The man stops what he is doing, looking at me in shock. ‘Why is that?’
‘I wanted to kill them. To kill the Cinari. They took away something special from me, someone I cared for. So I just fought and freed my people along the way. Used their help to kill more Cinari. I loved it, every moment of it. The taste of their blood, their cries of fear. All of it.’
‘And you continue fighting. Why?’
‘I… I want my daughter back.’ I turn away from him to face the darkness. ‘She was the only thing I have left to live for.’
‘What about Alex?’ The man asks.
Alex? He isn’t my son by blood. I raised him, but he is not like May.
‘What about him?’
‘He is your adopted son, a young man just like you. Would you turn away from him? A man who sees you as his own father?’
‘He can handle himself. He is smart enough to handle anything.’
‘Not on his own. The others don’t see him the same way you do.’
I frown. ‘What do you want me to say? What do you want me to do?’
‘Choose, Marak. I want you to choose.’
‘Choose what?’
The man points to the other side of the room to a door that wasn’t there before. On its own, it opens for white light escapes. I hold back tears. Joy and love burst out of my heart as May sits on the grass playing with some toys.
‘May!’ I sob.
My lover appears in view, the mother of our child, sitting next to our daughter as they play together. Their smiles, their beautiful smiles. I can’t help myself, I cry with joy seeing them again. I want to be with them.
‘You can be with them Marak, that is one option.’ He smiles as if to say he understands my pain.
‘What’s the other?’
‘You go back to the living. To continue fighting.’
‘Why would I want that? I could be in my own heaven.’
‘The Cinari are coming to fight your free people. A final push to end the war, to-’
‘What makes me special?’ I interrupt him. ‘I just freed them and kill Cinari. They can survive without me.’
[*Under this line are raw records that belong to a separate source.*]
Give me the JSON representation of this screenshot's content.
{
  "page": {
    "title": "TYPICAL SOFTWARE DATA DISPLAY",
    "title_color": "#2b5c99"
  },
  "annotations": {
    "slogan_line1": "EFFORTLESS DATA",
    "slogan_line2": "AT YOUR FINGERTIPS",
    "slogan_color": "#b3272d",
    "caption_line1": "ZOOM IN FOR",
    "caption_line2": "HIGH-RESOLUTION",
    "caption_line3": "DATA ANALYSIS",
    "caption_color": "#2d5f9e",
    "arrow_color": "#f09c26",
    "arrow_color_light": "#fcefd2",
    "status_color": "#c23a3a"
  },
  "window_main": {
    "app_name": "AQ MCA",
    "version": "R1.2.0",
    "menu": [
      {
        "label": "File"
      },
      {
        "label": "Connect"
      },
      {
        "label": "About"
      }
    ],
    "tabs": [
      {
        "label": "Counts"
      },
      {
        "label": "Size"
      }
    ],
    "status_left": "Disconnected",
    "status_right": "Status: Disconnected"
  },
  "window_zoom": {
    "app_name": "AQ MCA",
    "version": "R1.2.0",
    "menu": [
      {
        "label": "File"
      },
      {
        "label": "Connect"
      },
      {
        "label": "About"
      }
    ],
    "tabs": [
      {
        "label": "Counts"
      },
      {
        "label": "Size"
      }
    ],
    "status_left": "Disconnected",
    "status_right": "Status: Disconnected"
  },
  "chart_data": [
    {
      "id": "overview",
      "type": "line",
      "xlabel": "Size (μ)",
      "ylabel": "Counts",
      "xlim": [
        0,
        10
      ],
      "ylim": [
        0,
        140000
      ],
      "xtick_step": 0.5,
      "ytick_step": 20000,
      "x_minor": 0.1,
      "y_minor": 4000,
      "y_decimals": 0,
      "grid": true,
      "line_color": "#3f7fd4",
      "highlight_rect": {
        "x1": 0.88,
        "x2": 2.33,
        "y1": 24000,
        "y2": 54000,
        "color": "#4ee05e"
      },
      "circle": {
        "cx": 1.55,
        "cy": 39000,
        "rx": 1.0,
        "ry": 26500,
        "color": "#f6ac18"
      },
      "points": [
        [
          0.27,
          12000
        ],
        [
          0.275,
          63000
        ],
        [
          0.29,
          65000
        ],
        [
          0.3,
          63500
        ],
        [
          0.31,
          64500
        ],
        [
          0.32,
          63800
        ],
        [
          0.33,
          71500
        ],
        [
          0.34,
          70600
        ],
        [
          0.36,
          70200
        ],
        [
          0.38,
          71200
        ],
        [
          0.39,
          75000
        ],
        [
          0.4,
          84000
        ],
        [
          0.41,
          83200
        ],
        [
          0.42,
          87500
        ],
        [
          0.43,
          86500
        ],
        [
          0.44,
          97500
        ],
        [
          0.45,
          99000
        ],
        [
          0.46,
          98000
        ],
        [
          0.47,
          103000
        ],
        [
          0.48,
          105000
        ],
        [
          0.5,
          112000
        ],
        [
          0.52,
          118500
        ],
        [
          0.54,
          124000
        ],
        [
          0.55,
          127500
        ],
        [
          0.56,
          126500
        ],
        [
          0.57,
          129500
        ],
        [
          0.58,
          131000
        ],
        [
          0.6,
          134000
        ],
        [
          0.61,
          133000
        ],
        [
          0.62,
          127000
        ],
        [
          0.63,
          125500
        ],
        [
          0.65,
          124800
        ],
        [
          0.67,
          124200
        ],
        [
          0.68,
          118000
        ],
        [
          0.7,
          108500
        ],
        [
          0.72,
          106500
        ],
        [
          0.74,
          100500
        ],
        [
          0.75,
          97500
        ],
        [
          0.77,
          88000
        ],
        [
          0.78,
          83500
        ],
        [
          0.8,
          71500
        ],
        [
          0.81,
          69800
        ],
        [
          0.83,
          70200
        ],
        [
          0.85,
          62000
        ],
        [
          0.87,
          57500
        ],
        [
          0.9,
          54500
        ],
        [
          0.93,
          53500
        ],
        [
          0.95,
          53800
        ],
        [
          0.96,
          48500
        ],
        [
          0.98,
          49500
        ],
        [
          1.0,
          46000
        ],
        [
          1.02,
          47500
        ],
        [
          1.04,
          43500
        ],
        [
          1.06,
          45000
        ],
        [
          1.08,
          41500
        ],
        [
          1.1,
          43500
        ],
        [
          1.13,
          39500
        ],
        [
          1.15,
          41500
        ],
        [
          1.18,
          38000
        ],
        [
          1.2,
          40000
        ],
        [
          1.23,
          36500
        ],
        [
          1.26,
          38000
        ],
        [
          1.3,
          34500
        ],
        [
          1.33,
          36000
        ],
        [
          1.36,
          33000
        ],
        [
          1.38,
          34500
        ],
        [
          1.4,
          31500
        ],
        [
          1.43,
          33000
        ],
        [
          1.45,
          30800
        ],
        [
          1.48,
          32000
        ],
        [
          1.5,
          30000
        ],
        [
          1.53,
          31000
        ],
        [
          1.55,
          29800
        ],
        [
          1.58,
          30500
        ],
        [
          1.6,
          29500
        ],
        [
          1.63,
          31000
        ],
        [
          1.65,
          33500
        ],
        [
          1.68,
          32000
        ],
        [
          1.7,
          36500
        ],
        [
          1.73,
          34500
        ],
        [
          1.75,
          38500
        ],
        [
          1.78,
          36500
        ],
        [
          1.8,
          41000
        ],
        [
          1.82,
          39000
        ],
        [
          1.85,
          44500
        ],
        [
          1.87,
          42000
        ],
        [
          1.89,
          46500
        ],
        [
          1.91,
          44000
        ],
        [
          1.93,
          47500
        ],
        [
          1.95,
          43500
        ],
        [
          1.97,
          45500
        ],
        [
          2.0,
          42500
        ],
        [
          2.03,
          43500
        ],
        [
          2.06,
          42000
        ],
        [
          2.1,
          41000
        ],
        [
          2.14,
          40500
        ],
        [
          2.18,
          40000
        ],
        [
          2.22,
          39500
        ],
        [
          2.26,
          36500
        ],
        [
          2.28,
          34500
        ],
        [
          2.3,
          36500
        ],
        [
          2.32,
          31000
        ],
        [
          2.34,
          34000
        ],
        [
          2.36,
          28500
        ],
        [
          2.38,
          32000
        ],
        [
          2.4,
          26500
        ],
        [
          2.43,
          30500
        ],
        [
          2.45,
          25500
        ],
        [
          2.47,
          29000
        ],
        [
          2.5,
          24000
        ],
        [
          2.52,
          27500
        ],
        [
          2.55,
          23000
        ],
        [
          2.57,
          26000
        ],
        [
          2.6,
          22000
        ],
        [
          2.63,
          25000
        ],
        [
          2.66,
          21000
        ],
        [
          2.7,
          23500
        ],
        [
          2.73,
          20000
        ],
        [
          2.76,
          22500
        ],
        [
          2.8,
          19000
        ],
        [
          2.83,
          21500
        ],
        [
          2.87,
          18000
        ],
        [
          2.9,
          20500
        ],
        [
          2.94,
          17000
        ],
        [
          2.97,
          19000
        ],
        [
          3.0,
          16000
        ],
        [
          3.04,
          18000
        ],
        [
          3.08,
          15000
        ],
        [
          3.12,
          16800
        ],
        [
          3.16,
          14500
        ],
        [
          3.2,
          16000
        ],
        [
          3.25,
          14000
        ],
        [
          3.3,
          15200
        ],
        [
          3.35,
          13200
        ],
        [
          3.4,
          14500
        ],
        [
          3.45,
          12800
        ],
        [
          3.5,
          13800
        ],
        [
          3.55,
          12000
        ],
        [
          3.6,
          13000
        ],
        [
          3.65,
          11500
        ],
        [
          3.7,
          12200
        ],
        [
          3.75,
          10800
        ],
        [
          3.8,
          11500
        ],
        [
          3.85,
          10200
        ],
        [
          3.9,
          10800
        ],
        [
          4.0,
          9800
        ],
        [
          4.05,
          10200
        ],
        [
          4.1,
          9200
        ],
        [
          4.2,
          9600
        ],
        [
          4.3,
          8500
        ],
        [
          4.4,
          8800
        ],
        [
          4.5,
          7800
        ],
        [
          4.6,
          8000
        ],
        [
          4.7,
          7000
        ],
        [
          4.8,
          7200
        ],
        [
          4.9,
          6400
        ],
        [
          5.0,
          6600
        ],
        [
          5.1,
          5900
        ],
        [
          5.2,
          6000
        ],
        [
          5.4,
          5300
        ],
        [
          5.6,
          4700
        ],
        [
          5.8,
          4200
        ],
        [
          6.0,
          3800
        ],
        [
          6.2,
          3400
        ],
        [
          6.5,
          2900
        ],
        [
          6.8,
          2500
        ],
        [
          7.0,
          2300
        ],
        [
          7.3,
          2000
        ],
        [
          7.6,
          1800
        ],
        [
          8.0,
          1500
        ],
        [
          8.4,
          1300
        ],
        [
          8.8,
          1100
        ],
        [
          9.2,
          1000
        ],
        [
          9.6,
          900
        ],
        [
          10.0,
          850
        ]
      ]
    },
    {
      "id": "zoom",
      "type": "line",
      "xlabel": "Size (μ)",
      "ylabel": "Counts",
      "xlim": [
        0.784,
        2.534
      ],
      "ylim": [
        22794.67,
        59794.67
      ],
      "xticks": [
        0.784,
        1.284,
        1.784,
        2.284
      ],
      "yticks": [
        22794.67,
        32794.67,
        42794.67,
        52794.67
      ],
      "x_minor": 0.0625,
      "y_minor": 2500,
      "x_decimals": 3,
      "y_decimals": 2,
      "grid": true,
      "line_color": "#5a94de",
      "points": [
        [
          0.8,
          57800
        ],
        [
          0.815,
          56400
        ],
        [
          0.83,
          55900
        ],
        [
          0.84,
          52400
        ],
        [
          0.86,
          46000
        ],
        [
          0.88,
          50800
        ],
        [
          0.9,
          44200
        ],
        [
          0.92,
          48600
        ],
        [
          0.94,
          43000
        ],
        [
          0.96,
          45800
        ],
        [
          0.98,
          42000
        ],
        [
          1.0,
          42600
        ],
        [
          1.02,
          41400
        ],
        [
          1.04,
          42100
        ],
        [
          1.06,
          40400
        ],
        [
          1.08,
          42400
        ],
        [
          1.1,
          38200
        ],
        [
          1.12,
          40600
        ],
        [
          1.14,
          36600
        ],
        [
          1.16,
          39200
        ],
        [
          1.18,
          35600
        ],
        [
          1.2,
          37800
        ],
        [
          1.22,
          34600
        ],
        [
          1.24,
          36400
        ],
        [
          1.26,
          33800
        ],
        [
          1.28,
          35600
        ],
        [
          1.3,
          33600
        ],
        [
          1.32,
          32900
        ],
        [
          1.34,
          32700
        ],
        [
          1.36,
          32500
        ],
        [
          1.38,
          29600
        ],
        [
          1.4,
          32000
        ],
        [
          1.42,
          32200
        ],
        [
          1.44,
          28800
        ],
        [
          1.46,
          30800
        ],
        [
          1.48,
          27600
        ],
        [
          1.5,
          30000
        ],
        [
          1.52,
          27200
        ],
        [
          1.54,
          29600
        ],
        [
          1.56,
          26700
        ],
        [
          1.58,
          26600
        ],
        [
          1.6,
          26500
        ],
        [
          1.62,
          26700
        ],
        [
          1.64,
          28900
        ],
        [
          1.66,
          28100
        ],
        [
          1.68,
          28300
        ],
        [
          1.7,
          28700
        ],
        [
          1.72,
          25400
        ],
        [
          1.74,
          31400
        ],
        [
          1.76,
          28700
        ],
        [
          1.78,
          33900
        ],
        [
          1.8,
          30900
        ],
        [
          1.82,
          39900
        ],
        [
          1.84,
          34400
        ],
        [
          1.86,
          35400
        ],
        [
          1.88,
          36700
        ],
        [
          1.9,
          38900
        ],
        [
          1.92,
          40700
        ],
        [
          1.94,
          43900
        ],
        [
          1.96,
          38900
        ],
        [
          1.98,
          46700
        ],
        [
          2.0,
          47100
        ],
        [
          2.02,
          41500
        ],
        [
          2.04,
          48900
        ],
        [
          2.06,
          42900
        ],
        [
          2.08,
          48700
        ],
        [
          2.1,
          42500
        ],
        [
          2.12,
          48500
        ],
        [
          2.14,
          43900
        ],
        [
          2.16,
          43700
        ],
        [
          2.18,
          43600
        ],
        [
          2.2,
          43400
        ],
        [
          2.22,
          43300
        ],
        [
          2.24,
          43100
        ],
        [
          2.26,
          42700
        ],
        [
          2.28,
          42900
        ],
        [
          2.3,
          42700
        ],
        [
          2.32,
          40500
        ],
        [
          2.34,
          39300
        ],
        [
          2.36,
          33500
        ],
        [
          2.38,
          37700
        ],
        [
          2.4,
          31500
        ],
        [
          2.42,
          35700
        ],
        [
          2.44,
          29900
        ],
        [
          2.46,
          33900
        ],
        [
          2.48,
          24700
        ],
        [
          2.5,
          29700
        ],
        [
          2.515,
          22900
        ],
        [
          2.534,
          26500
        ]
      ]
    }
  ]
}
The man shakes his head. ‘Maybe they could, but you underestimate your importance. You keep them together. You are their banner they fight under. Some don’t fight for their people, but for you. They have always characterised their hope for a brighter future as a person, a king, and his name is Marak.’
‘I don’t want that responsibility anymore, not when we have no hope against their flying beasts.’
The man displays the broken puppet with freshly painted white blobs covering the scorch marks.
‘Everything can be destroyed. The actions you took against the Cinari made the world question their legitimacy. Even if you lost, they won’t be considered as the world’s greatest guardian. Their flying ships are just a symbol of their might. If you can take one down, the message you send would send shock waves to the world.’ He gently puts the puppet on the shelf.
‘That is my second option? To keep fighting. What if I don’t want to fight anymore?’
He smiles. ‘That is up to you. How would you consider ending your story has always been your choice. You can have peace now, or you can continue to fight for freedom or revenge. All choices are equally important and valid. It is up to you. But know that if you fight and eventually perish, you will meet them again. I can promise you that.’
He walks away, disappearing into the darkness.
I stare towards May, her youthful laughs rings like music to my ears.
But behind me are my people, and the Cinari. They have to be stopped! They need to be put down.
But do I deserve this? Can I truly walk away from my people and Alex for happiness? I would be a coward to walk away. But I would also have my wish. To be with the people I love.
My daughter plays with her toy mouse, laughing and enjoying her time. She is the happiest I have ever seen her. May, I want to be with you. I really do.